With diminishing returns, greater inequality can lead to less investment and less growth, because the production function is concave. However, inequality falls over time and in the long run no one is credit constrained, although we do not necessarily get full wealth convergence. The long run interest rate converges to its first best level, and hence investment is efficient. To see why this must be the case, note first that because of diminishing returns the poor always have more to gain from borrowing and investing than the rich. In other words, the rich must be lending to the poor. As long as the poor are credit constrained, they will earn higher returns on the marginal dollar than their lenders, i.e., the rich (that is what it means to be credit constrained). As a result, they will accumulate wealth faster than the rich and we will see convergence. This process will only stop when the poor are no longer credit constrained, i.e., they are rich enough to be able to invest as much as they want.
With increasing returns, inequality increases over time; we converge to a Gini coefficient of 1. Wealth becomes more and more concentrated with only the richest borrowing and investing. Because there are increasing returns, this is also the first best outcome. The logic of this result is very similar to the previous one: Now it is the rich who will be borrowing and the poor who will be lending, with the implication that the rich are the ones who are credit constrained and the ones earning high marginal returns. Therefore, they will accumulate wealth faster and wealth becomes increasingly concentrated.
Finally we consider the case of “S-shaped” production functions, which are production functions that are initially convex and then concave. The Cobb-Douglas with an initial set-up cost discussed at length in Section 5.2 is a special case of this kind of technology.
What happens in the long run in this model depends on the initial distribution of income. When the distribution is such that most people in the economy can afford to invest in the concave part of the production function, the economy converges to a situation that is isomorphic to the diminishing returns case, with the entire population “escaping” the convex region of the production function.
The more unusual case is the one where some people start too poor to invest in the concave region of the production function. The poorer among such people will earn very low returns if they were to invest and therefore will prefer to be lenders. Now, as long as the interest rate on savings is less than 1 ∕δ, they will decumulate capital (since the interest is less than the discount factor) and eventually their wealth will go to zero. On the other hand, anyone in this economy who started rich enough to want to borrow will stay rich, even though they are also dissaving, in part because at the same time they benefit from the low interest rates. The economy will converge to a steady state where the interest rate is 1∕δ, those who started rich continue to be rich and those who started poor remain poor (in fact have zero wealth).

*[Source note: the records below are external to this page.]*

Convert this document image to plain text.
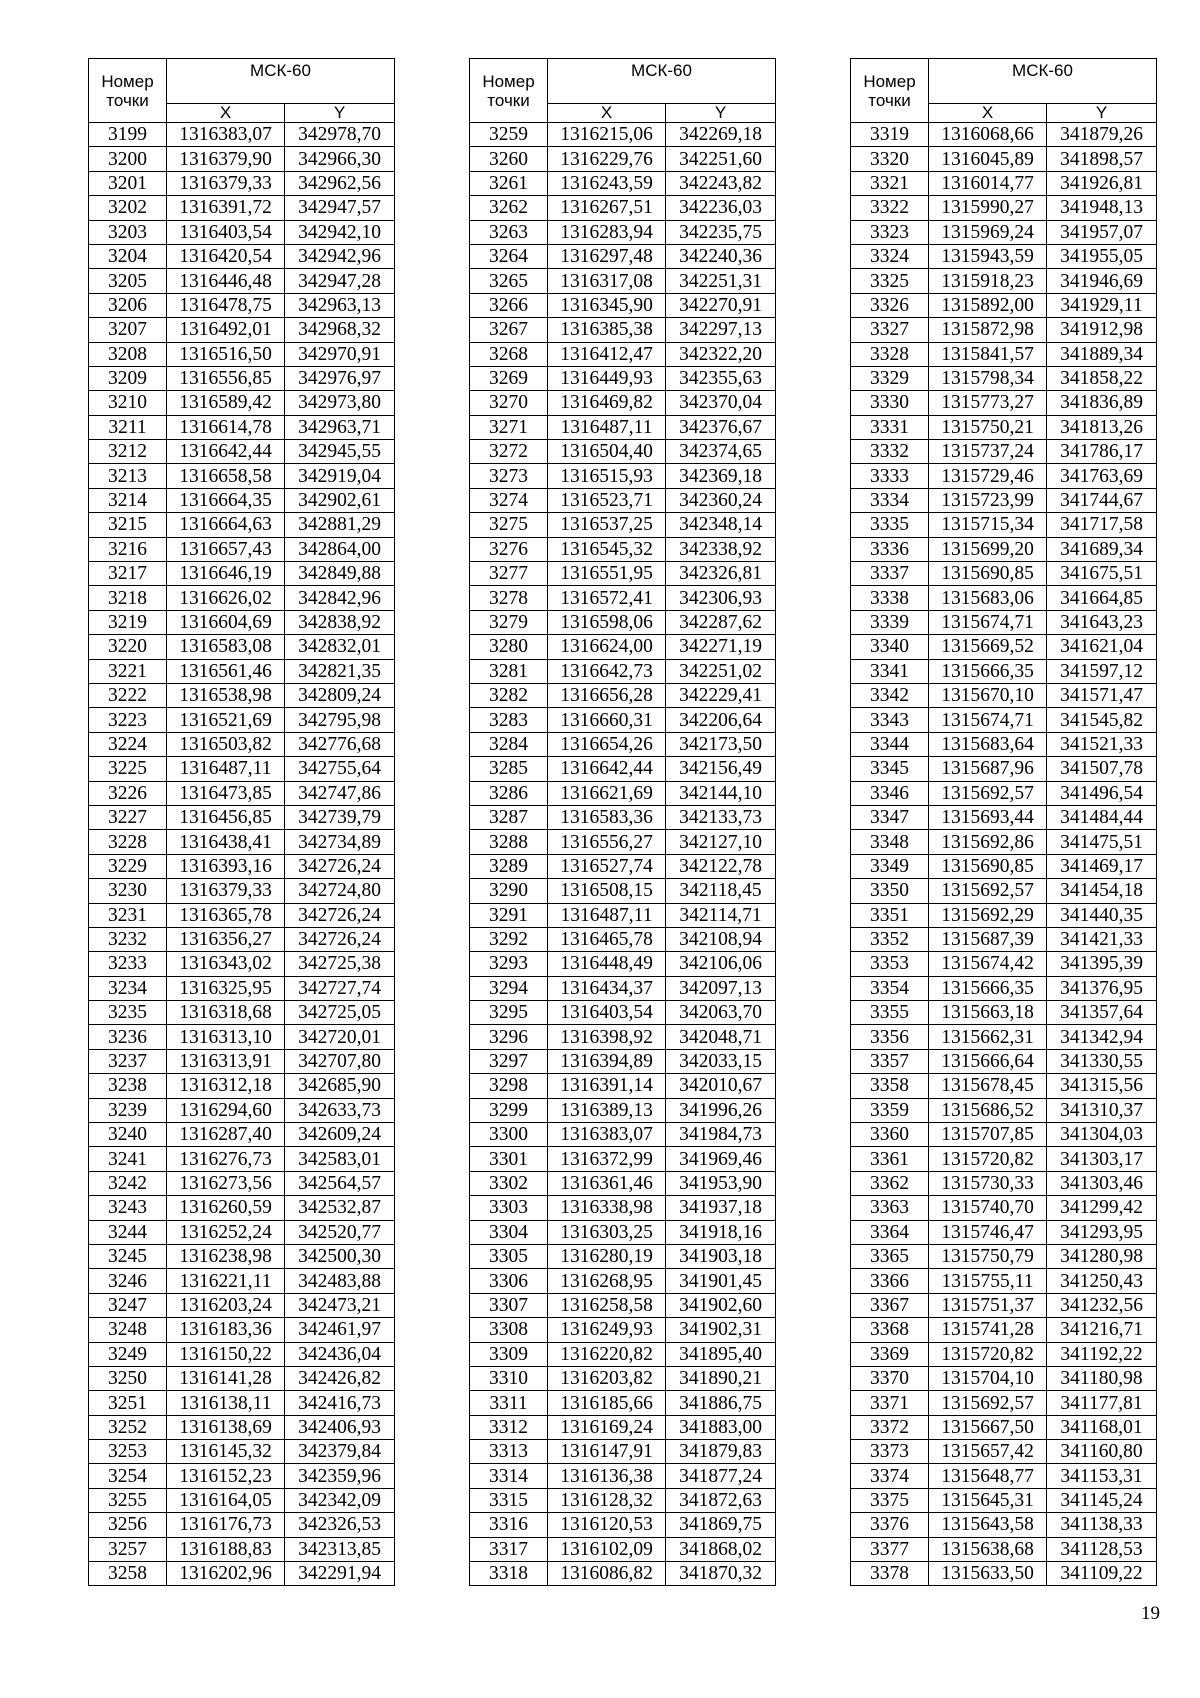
Номер
точки	МСК-60	
	X	Y
3199	1316383,07	342978,70
3200	1316379,90	342966,30
3201	1316379,33	342962,56
3202	1316391,72	342947,57
3203	1316403,54	342942,10
3204	1316420,54	342942,96
3205	1316446,48	342947,28
3206	1316478,75	342963,13
3207	1316492,01	342968,32
3208	1316516,50	342970,91
3209	1316556,85	342976,97
3210	1316589,42	342973,80
3211	1316614,78	342963,71
3212	1316642,44	342945,55
3213	1316658,58	342919,04
3214	1316664,35	342902,61
3215	1316664,63	342881,29
3216	1316657,43	342864,00
3217	1316646,19	342849,88
3218	1316626,02	342842,96
3219	1316604,69	342838,92
3220	1316583,08	342832,01
3221	1316561,46	342821,35
3222	1316538,98	342809,24
3223	1316521,69	342795,98
3224	1316503,82	342776,68
3225	1316487,11	342755,64
3226	1316473,85	342747,86
3227	1316456,85	342739,79
3228	1316438,41	342734,89
3229	1316393,16	342726,24
3230	1316379,33	342724,80
3231	1316365,78	342726,24
3232	1316356,27	342726,24
3233	1316343,02	342725,38
3234	1316325,95	342727,74
3235	1316318,68	342725,05
3236	1316313,10	342720,01
3237	1316313,91	342707,80
3238	1316312,18	342685,90
3239	1316294,60	342633,73
3240	1316287,40	342609,24
3241	1316276,73	342583,01
3242	1316273,56	342564,57
3243	1316260,59	342532,87
3244	1316252,24	342520,77
3245	1316238,98	342500,30
3246	1316221,11	342483,88
3247	1316203,24	342473,21
3248	1316183,36	342461,97
3249	1316150,22	342436,04
3250	1316141,28	342426,82
3251	1316138,11	342416,73
3252	1316138,69	342406,93
3253	1316145,32	342379,84
3254	1316152,23	342359,96
3255	1316164,05	342342,09
3256	1316176,73	342326,53
3257	1316188,83	342313,85
3258	1316202,96	342291,94
Номер
точки	МСК-60	
	X	Y
3259	1316215,06	342269,18
3260	1316229,76	342251,60
3261	1316243,59	342243,82
3262	1316267,51	342236,03
3263	1316283,94	342235,75
3264	1316297,48	342240,36
3265	1316317,08	342251,31
3266	1316345,90	342270,91
3267	1316385,38	342297,13
3268	1316412,47	342322,20
3269	1316449,93	342355,63
3270	1316469,82	342370,04
3271	1316487,11	342376,67
3272	1316504,40	342374,65
3273	1316515,93	342369,18
3274	1316523,71	342360,24
3275	1316537,25	342348,14
3276	1316545,32	342338,92
3277	1316551,95	342326,81
3278	1316572,41	342306,93
3279	1316598,06	342287,62
3280	1316624,00	342271,19
3281	1316642,73	342251,02
3282	1316656,28	342229,41
3283	1316660,31	342206,64
3284	1316654,26	342173,50
3285	1316642,44	342156,49
3286	1316621,69	342144,10
3287	1316583,36	342133,73
3288	1316556,27	342127,10
3289	1316527,74	342122,78
3290	1316508,15	342118,45
3291	1316487,11	342114,71
3292	1316465,78	342108,94
3293	1316448,49	342106,06
3294	1316434,37	342097,13
3295	1316403,54	342063,70
3296	1316398,92	342048,71
3297	1316394,89	342033,15
3298	1316391,14	342010,67
3299	1316389,13	341996,26
3300	1316383,07	341984,73
3301	1316372,99	341969,46
3302	1316361,46	341953,90
3303	1316338,98	341937,18
3304	1316303,25	341918,16
3305	1316280,19	341903,18
3306	1316268,95	341901,45
3307	1316258,58	341902,60
3308	1316249,93	341902,31
3309	1316220,82	341895,40
3310	1316203,82	341890,21
3311	1316185,66	341886,75
3312	1316169,24	341883,00
3313	1316147,91	341879,83
3314	1316136,38	341877,24
3315	1316128,32	341872,63
3316	1316120,53	341869,75
3317	1316102,09	341868,02
3318	1316086,82	341870,32
Номер
точки	МСК-60	
	X	Y
3319	1316068,66	341879,26
3320	1316045,89	341898,57
3321	1316014,77	341926,81
3322	1315990,27	341948,13
3323	1315969,24	341957,07
3324	1315943,59	341955,05
3325	1315918,23	341946,69
3326	1315892,00	341929,11
3327	1315872,98	341912,98
3328	1315841,57	341889,34
3329	1315798,34	341858,22
3330	1315773,27	341836,89
3331	1315750,21	341813,26
3332	1315737,24	341786,17
3333	1315729,46	341763,69
3334	1315723,99	341744,67
3335	1315715,34	341717,58
3336	1315699,20	341689,34
3337	1315690,85	341675,51
3338	1315683,06	341664,85
3339	1315674,71	341643,23
3340	1315669,52	341621,04
3341	1315666,35	341597,12
3342	1315670,10	341571,47
3343	1315674,71	341545,82
3344	1315683,64	341521,33
3345	1315687,96	341507,78
3346	1315692,57	341496,54
3347	1315693,44	341484,44
3348	1315692,86	341475,51
3349	1315690,85	341469,17
3350	1315692,57	341454,18
3351	1315692,29	341440,35
3352	1315687,39	341421,33
3353	1315674,42	341395,39
3354	1315666,35	341376,95
3355	1315663,18	341357,64
3356	1315662,31	341342,94
3357	1315666,64	341330,55
3358	1315678,45	341315,56
3359	1315686,52	341310,37
3360	1315707,85	341304,03
3361	1315720,82	341303,17
3362	1315730,33	341303,46
3363	1315740,70	341299,42
3364	1315746,47	341293,95
3365	1315750,79	341280,98
3366	1315755,11	341250,43
3367	1315751,37	341232,56
3368	1315741,28	341216,71
3369	1315720,82	341192,22
3370	1315704,10	341180,98
3371	1315692,57	341177,81
3372	1315667,50	341168,01
3373	1315657,42	341160,80
3374	1315648,77	341153,31
3375	1315645,31	341145,24
3376	1315643,58	341138,33
3377	1315638,68	341128,53
3378	1315633,50	341109,22
19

This is classic poverty trap: Moreover, since no one escapes from poverty, nor falls into it, there is a continuum of such poverty traps in this model. This kind of multiplicity is, however, fragile with respect to the introduction of random shocks that allow some of the poor to escape poverty and impoverish some of the rich.
Even in a world with such shocks there can be more than one steady state: The reason is that the presence of lots of poor people drives down interest rates, and low interest rates make it harder for the poor to save up to escape poverty even with the help of a positive shock.
As a result, in an economy that starts with lots of poor people, a greater fraction of people may remain poor.The key to this multiplicity is the endogeneity of the interest rate. It is the pecuniary externality that the poor inflict on other poor people that sustains it. This is why such poverty traps are sometimes called collective poverty traps, in contrast to the individual poverty traps described above.
The investigation of the evolution of income distribution in models with credit constraints and endogenous interest rates goes back to Aghion and Bolton (1997). Matsuyama (2000, 2003) and Piketty (1997) emphasize the potential for collective poverty traps in a variant of this model, without the forward-looking savings decisions.
This class of models is a part of a broader group of models which study the simultaneous evolution of the occupational structure, factor prices and the wealth distribution in a model with credit constraints. Loury (1981) studied this class of modelsand showed that in the long run the neo-classical predictions tend to hold as long as the production function is concave. Dasgupta and Ray (1986) and Galor and Zeira (1993) provide examples of individual poverty traps in the presence of credit constraints and S-shaped production functions. Banerjee and Newman (1993) show the possibility of a collective poverty trap in a model with a S-shaped production function which is driven by the endogeneity of the wage - essentially high wages allow workers to become entrepreneurs easily, which keeps the demand for labor, and hence wages, high. Recent work by Buera (2003) shows that the multiplicity results in Banerjee and Newman survive in an environment where savings is based on expectations of future returns.[303] Ghatak, Morelli and Sjostrom (2001, 2002) and Mookherjee and Ray (2002, 2003) explore related but slightly different sources of individual and collective poverty traps.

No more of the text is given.